Quantitative metabolic activity as marker of cardiac neoplasm. A, Quantitative standardized uptake values (SUV) within visually scored cardiac mass subtypes. Note correspondence between visually assigned categories and quantitative results, as shown by 3‐ to 4‐fold increment in maximum (top) and mean (bottom) quantitative SUV for neoplasm (NEO) cases visually identified on positron emission tomography (PET) vs cases in which NEO was not visually discernable (P<0.001), as well as similar SUV between thrombus (THR; all PET negative) and NEO cases for which PET read discordantly with cardiac magnetic resonance (CMR; P=0.87 and P=0.32 for maximum and mean SUVs, respectively).
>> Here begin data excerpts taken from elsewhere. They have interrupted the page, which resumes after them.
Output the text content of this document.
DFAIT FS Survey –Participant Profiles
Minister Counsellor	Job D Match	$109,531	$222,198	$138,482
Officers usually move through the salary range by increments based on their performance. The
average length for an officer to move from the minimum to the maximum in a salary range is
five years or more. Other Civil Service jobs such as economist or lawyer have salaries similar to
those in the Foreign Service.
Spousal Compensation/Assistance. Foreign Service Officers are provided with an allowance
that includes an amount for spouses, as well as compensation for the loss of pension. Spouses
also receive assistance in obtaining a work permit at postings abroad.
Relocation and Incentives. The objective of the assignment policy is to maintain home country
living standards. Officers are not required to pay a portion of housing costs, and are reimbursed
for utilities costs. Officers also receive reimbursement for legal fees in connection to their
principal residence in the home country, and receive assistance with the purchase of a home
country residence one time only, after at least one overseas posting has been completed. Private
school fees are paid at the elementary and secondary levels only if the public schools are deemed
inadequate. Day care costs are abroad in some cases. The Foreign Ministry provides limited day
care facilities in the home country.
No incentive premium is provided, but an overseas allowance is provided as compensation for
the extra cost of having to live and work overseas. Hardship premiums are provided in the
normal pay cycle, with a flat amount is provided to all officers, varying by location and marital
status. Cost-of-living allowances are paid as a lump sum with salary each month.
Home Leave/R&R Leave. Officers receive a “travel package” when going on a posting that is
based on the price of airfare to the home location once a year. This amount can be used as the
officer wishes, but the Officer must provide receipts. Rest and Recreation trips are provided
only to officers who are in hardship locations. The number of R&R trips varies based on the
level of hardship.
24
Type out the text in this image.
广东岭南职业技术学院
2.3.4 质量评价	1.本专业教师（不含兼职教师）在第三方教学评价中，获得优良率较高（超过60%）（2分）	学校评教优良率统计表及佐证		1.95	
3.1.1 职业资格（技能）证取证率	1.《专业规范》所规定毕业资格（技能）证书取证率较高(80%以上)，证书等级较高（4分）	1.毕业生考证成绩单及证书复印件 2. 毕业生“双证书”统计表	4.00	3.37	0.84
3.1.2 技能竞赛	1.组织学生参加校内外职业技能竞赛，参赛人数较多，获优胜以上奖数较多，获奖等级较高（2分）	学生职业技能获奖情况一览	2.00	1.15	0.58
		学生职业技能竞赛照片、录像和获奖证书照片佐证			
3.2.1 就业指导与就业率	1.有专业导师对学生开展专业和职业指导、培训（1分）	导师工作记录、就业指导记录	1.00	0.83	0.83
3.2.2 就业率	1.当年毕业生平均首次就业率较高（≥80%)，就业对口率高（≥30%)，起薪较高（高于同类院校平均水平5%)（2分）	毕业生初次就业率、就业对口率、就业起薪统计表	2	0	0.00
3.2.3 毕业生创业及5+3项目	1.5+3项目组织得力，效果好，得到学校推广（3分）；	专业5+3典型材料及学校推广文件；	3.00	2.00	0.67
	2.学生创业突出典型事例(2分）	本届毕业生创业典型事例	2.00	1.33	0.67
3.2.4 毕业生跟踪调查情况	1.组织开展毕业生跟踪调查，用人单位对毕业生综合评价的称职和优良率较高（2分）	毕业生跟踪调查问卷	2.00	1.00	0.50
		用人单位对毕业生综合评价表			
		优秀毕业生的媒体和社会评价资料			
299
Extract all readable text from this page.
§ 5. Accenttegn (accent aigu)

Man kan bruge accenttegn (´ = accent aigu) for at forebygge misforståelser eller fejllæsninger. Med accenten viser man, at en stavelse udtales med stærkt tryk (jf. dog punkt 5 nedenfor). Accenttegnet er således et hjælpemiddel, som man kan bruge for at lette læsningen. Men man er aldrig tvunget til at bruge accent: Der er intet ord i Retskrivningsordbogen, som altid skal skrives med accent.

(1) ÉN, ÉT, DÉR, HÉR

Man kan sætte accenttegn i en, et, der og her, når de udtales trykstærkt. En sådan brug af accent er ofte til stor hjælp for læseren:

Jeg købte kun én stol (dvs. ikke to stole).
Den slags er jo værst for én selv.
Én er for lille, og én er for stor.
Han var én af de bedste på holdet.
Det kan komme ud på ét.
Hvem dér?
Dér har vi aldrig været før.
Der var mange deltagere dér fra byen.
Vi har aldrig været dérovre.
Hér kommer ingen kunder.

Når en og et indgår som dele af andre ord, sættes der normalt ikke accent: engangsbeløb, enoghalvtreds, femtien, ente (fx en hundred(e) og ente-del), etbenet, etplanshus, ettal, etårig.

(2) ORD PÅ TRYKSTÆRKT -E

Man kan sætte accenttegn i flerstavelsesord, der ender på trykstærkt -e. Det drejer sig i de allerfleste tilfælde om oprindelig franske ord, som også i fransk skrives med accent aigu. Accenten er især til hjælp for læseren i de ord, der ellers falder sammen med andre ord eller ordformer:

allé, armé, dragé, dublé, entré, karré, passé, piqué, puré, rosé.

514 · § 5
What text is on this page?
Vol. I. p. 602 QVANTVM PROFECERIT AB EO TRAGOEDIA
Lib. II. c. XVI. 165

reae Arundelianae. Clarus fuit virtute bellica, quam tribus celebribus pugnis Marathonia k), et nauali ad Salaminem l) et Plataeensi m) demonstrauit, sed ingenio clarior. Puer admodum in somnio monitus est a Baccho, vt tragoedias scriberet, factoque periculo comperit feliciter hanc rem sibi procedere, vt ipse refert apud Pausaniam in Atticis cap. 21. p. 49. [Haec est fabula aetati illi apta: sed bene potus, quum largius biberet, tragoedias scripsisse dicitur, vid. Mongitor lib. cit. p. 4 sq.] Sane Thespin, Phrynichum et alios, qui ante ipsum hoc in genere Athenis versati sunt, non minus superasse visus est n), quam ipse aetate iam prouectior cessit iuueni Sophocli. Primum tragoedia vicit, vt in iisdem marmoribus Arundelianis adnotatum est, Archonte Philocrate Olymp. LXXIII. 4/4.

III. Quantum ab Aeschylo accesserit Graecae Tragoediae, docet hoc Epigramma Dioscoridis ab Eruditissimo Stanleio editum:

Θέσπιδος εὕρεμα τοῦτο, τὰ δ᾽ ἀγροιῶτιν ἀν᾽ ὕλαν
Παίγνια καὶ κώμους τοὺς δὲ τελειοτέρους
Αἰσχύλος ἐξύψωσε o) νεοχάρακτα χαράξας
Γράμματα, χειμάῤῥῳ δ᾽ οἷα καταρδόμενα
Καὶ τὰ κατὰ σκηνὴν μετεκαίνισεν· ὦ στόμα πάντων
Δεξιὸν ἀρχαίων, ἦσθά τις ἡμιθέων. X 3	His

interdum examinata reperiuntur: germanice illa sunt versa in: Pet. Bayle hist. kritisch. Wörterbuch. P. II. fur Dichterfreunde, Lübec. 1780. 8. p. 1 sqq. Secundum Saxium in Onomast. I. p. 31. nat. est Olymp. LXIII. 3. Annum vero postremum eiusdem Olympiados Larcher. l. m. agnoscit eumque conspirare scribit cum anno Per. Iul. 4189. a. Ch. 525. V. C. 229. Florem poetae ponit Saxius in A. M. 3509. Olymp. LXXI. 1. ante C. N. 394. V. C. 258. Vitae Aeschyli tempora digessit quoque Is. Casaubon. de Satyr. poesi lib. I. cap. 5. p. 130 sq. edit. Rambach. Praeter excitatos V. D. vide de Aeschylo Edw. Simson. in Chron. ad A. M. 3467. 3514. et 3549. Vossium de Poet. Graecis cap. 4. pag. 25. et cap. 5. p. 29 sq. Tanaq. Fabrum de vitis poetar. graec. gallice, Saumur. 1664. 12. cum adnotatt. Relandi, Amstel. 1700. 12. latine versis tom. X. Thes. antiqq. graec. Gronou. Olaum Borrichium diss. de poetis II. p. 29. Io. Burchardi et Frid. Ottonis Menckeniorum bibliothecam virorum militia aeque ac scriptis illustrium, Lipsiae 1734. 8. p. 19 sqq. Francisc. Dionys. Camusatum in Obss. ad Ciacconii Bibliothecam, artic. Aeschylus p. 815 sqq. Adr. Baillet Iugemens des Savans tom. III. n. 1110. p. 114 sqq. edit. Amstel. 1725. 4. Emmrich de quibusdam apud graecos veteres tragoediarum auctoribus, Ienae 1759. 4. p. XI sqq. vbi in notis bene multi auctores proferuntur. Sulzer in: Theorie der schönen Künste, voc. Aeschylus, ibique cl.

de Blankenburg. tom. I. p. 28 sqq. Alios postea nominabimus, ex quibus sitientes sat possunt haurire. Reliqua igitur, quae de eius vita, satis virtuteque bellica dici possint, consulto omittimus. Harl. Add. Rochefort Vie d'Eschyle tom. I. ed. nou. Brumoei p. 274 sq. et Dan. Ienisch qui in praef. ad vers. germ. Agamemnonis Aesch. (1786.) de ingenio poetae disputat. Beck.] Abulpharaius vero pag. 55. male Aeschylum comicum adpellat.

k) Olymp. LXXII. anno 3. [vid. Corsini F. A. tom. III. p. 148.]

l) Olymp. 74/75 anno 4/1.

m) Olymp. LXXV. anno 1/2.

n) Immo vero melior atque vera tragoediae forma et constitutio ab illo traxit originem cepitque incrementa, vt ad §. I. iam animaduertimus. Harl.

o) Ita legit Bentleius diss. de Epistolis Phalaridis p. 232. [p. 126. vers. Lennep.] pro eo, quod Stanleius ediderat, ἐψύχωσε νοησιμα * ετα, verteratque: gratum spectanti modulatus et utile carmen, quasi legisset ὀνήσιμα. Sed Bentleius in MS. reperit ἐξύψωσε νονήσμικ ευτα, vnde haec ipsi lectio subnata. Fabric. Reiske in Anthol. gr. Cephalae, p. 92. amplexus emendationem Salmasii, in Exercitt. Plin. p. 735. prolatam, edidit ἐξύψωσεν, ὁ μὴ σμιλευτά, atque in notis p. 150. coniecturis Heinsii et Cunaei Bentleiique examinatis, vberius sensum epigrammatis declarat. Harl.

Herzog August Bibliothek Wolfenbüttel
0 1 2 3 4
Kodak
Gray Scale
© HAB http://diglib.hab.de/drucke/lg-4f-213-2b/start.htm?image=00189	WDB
B, Receiver operating characteristic (ROC) curves for maximum and mean SUV cutoffs in relation to late gadolinium enhancement CMR evidenced NEO. Note good overall diagnostic performance for quantitative SUV (area under the curve: 0.78); corresponding diagnostic test parameters as derived from ROC curves shown in Table 4.

Figure 7

Mortality status. A, Kaplan–Meier survival curves for cardiac magnetic resonance (CMR)–evidenced neoplasm (NEO; solid line) and cancer‐matched controls (dotted line). Note increased mortality among patients with NEO compared with controls matched for primary cancer type and stage (P=0.02). B, Corresponding Kaplan–Meier curves for fluorodeoxyglucose (FDG)–avid NEO and matched controls demonstrates a similar relationship (P=0.04). PET indicates positron emission tomography.